The Manhattan was the most famous cocktail in the world shortly after it was invented in New York City’s Manhattan Club, some time around 1880 (as the story goes). Over the years, the whiskey classic has dipped in and out of fashion before finding its footing as one of the cornerstones of the craft cocktail renaissance.
Amazingly, the drink that socialites tipped to their lips in the 19th century looks and tastes pretty much the same as the one served today at any decent cocktail bar. The Manhattan’s mix of American whiskey and Italian vermouth, enlivened with a few dashes of aromatic bitters, is timeless and tasty—the very definition of what a cocktail should be.
Rye's spicier, edgier profile makes it a better choice in this cocktail than bourbon, but really, you can go with whichever you prefer. And while Angostura bitters are a must in any variation, a single dash of orange bitters helps brighten the cocktail’s edges, bringing the whiskey and vermouth together seamlessly, while the brandied cherry garnish lends a touch of sweetness.
Despite all of the Manhattan’s unassailable qualities, bartenders and enterprising drinkers have still found ways to tweak the recipe into myriad variations. If you split the vermouth between sweet and dry, you get the Perfect Manhattan. If you switch the ratios to make vermouth the star, you’ve stirred up a Reverse Manhattan. The Rob Roy is essentially a scotch Manhattan. And then you’ve got other named-for-New York cocktails like the Red Hook and Brooklyn, which employ their own twists to take the drink in new directions.
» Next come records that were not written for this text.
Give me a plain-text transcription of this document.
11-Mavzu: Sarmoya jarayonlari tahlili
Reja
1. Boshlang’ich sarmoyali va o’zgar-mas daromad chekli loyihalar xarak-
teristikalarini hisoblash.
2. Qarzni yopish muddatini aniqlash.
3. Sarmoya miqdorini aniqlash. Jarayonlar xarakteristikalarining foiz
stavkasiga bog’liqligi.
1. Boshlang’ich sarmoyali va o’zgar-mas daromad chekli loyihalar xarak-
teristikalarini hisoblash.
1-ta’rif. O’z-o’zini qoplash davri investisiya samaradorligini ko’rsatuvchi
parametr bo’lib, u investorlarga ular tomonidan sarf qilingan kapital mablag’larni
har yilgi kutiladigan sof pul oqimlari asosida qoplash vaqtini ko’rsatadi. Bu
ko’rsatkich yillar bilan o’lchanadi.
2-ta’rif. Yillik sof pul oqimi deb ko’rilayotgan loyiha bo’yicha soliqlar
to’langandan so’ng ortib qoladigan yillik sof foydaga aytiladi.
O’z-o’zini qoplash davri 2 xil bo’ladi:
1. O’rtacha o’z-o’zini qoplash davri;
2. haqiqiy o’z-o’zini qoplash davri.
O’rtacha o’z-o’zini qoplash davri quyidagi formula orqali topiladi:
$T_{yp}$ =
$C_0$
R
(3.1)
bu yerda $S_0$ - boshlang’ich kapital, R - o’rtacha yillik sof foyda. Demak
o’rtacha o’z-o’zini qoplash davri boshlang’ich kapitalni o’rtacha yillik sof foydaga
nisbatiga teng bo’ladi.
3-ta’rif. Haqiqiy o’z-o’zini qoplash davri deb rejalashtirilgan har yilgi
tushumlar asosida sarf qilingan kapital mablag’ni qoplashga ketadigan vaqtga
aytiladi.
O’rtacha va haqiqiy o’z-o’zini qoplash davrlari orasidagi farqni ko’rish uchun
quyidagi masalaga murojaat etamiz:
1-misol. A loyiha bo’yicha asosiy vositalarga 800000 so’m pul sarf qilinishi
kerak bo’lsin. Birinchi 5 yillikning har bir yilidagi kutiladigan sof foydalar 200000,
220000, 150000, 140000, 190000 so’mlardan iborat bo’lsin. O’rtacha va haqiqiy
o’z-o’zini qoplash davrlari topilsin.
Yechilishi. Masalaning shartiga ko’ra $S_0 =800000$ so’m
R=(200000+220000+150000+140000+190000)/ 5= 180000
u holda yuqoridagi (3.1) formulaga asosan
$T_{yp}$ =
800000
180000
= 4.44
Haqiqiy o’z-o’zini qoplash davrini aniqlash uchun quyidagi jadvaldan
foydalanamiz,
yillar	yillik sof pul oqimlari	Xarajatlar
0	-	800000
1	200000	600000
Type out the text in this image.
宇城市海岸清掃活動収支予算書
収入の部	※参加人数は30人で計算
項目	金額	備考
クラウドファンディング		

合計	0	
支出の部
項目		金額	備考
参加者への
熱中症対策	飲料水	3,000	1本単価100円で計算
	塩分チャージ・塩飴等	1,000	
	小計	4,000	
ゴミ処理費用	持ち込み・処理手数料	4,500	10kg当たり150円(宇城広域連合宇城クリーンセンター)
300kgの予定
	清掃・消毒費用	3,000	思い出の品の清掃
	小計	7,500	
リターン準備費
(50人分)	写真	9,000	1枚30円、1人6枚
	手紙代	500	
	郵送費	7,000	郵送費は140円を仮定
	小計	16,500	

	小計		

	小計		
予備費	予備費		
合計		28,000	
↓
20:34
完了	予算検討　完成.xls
But regardless of all the options, there is only one classic Manhattan: two parts whiskey, one part sweet vermouth and bitters. Mix one (stirred, never shaken), and you’ll see why this storied drink has remained a favorite since its inception.
Click Play to See This Manhattan Recipe Come Together
2 ounces rye whiskey
1 ounce sweet vermouth
2 dashes Angostura bitters
Garnish: brandied cherry (or lemon twist, if preferred)
Add the rye whiskey, sweet vermouth, and bitters into a mixing glass with ice and stir until well-chilled.
Strain into a chilled Nick & Nora or coupe glass.
Garnish with a brandied cherry (or a lemon twist, if preferred).